The final report from our gendered microaggressions project is available from the CPHC site:
https://cphc.ac.uk/wp-content/uploads/2024/09/Aberystwyth-CPHC_Microbehaviours_project_report.pdf
We found all sorts of interesting things (read the report for the full story). Unsurprisingly:
- Women experience more microaggressions than other genders
- Women witness more
- Women and NB people have significantly higher experience of microaggressions than men
- This persists across microaggression types
We propose a slightly modified taxonomy of microaggressions, adapted from Derald Wing Sue’s work on racial microaggressions. Our categories are:
- Stranger in strange land: “Oh, you do computing? Really? You don’t look like a computer scientist.”
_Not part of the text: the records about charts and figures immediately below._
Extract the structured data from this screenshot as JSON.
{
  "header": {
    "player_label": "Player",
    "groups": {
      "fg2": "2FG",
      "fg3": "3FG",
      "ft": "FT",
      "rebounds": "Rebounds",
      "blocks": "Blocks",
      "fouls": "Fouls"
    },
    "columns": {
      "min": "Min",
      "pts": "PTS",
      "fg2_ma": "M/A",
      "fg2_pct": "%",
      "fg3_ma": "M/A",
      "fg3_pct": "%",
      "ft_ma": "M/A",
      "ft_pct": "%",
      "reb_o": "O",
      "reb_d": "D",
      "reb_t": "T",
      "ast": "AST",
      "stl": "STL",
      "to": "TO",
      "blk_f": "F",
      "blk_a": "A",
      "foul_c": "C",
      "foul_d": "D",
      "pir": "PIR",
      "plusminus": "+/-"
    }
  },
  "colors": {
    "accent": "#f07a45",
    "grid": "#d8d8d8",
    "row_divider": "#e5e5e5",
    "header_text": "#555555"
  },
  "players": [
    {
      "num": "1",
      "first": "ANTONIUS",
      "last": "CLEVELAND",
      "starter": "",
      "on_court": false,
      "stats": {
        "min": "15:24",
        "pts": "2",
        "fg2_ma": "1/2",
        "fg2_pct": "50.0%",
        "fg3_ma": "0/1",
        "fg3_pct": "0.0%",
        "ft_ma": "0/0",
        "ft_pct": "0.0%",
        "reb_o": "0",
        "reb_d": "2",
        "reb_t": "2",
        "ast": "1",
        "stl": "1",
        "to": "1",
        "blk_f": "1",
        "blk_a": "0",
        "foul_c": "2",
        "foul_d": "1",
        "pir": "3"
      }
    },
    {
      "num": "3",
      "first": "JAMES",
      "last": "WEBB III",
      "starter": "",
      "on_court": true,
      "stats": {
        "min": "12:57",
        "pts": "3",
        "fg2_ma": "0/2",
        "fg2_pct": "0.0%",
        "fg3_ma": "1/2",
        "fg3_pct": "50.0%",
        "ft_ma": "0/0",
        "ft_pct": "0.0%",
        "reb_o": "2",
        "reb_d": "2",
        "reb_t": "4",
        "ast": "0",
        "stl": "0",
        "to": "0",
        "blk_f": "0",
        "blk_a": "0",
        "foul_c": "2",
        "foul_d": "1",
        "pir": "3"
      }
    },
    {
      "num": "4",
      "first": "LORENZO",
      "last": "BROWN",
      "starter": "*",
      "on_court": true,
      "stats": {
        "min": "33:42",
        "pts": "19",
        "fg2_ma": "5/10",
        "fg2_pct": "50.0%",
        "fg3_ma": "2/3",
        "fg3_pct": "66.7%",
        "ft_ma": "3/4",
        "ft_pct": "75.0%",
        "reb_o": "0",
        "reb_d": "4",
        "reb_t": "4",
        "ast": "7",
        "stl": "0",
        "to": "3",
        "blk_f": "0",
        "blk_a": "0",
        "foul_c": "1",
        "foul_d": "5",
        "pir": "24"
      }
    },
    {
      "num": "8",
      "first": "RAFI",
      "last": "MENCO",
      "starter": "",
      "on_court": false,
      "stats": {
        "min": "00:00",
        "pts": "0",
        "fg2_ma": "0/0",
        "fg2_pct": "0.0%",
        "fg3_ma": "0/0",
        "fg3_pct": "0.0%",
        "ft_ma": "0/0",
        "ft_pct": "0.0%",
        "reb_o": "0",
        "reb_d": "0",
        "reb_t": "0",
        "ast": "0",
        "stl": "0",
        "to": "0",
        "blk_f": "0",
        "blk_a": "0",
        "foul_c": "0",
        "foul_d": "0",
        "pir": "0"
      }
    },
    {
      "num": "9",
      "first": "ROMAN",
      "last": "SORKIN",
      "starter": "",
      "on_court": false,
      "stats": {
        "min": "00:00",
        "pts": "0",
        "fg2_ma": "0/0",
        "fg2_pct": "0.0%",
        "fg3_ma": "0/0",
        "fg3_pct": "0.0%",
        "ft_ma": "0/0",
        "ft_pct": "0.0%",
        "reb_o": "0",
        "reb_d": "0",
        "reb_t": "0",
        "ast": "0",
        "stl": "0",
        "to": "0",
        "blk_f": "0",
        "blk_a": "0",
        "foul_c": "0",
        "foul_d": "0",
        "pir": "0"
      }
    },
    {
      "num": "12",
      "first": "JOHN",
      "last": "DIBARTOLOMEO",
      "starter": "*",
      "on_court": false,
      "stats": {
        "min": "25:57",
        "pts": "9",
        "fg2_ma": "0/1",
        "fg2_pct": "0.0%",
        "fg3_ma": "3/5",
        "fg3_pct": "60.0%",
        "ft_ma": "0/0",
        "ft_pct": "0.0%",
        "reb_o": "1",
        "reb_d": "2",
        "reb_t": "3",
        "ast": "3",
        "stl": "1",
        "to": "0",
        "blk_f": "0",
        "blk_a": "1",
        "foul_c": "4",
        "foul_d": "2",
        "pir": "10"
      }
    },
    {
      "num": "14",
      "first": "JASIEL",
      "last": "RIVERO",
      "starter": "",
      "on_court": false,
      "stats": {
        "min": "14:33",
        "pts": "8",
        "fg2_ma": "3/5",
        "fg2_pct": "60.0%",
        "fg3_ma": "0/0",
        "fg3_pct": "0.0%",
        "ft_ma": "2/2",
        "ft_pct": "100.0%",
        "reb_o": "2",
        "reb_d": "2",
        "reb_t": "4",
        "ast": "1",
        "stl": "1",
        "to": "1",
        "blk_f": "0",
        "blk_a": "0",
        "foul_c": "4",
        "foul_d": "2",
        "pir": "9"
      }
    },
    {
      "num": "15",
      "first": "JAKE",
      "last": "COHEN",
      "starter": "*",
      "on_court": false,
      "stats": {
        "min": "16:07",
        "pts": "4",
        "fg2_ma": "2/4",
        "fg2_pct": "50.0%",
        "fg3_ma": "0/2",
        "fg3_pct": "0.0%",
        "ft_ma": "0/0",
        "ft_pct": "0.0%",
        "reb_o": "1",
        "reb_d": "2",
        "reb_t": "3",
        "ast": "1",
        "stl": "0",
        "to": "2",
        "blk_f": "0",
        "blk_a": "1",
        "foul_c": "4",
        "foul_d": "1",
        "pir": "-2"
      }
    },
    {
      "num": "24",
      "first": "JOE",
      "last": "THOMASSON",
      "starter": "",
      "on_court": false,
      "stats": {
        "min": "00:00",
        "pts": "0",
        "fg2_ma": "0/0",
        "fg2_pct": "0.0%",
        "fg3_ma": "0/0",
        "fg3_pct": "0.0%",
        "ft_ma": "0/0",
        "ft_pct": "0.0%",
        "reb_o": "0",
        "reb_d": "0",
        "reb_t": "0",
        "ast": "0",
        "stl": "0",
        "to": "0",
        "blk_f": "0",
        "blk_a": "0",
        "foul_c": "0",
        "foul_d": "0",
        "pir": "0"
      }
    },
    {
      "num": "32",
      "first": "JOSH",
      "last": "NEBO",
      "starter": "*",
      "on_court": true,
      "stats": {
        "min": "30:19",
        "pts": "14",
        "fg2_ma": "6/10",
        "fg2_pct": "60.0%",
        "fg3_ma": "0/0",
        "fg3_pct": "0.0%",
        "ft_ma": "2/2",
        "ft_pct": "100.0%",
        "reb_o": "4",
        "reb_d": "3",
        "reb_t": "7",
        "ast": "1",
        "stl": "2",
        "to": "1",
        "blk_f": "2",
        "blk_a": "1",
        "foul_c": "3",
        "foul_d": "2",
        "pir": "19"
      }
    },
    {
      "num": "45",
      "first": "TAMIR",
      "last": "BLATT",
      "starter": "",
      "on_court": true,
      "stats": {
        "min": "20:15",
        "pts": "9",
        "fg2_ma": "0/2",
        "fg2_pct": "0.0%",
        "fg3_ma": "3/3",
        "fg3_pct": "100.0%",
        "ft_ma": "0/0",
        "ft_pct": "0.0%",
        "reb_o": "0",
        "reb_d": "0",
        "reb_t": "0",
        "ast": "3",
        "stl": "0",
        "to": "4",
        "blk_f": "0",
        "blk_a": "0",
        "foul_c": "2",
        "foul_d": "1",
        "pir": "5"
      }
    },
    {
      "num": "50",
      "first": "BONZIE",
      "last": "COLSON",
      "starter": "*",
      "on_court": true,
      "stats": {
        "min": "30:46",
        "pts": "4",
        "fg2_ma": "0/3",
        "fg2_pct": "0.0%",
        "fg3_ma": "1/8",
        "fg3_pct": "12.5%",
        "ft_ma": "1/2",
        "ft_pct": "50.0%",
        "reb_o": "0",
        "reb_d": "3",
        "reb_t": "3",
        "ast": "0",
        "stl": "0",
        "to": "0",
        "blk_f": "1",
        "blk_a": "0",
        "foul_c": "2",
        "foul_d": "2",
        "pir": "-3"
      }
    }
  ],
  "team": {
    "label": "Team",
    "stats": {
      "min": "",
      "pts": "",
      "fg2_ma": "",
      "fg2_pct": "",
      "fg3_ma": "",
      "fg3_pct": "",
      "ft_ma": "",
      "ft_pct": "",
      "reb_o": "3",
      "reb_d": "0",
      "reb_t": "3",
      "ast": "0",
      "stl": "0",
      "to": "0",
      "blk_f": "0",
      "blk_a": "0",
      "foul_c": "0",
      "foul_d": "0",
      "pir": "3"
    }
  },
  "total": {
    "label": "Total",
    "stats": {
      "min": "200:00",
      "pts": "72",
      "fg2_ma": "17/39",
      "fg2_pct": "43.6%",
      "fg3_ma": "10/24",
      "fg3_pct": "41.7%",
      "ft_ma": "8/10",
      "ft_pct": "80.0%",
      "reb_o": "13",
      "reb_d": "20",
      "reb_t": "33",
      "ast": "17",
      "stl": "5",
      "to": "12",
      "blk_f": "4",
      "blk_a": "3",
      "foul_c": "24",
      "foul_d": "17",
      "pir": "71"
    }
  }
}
- Make the tea: “Oh, you take the minutes. I’m sure you’ve got much tidier handwriting than me.” This category (obviously) includes being asked to make the tea.
- Denial of bias: “Oh they didn’t say that because you were a woman, they say that to everyone.”
- Myth of Meritocracy: “Oh the reason there aren’t any profs is because women don’t want to do that kind of work. We’re a meritocracy here, the best person for the job always gets in”
- Gender-role-spillover: “Hey if you want to be heard in meetings, speak up more and use a deeper voice.” This category includes things like socials around traditionally guy themes, and this idea that women need to “man up” or lean in to a situation; it’s the women that needs to change (not the workplace).
- Environmental: “Yeah, all the buildings are named after guys. What of it?”. This category includes things like pornographic imagery as background images and screensavers (no, really – some women report turning up for group project meetings and seeing their peers with porn or hentai imagery as desktop images).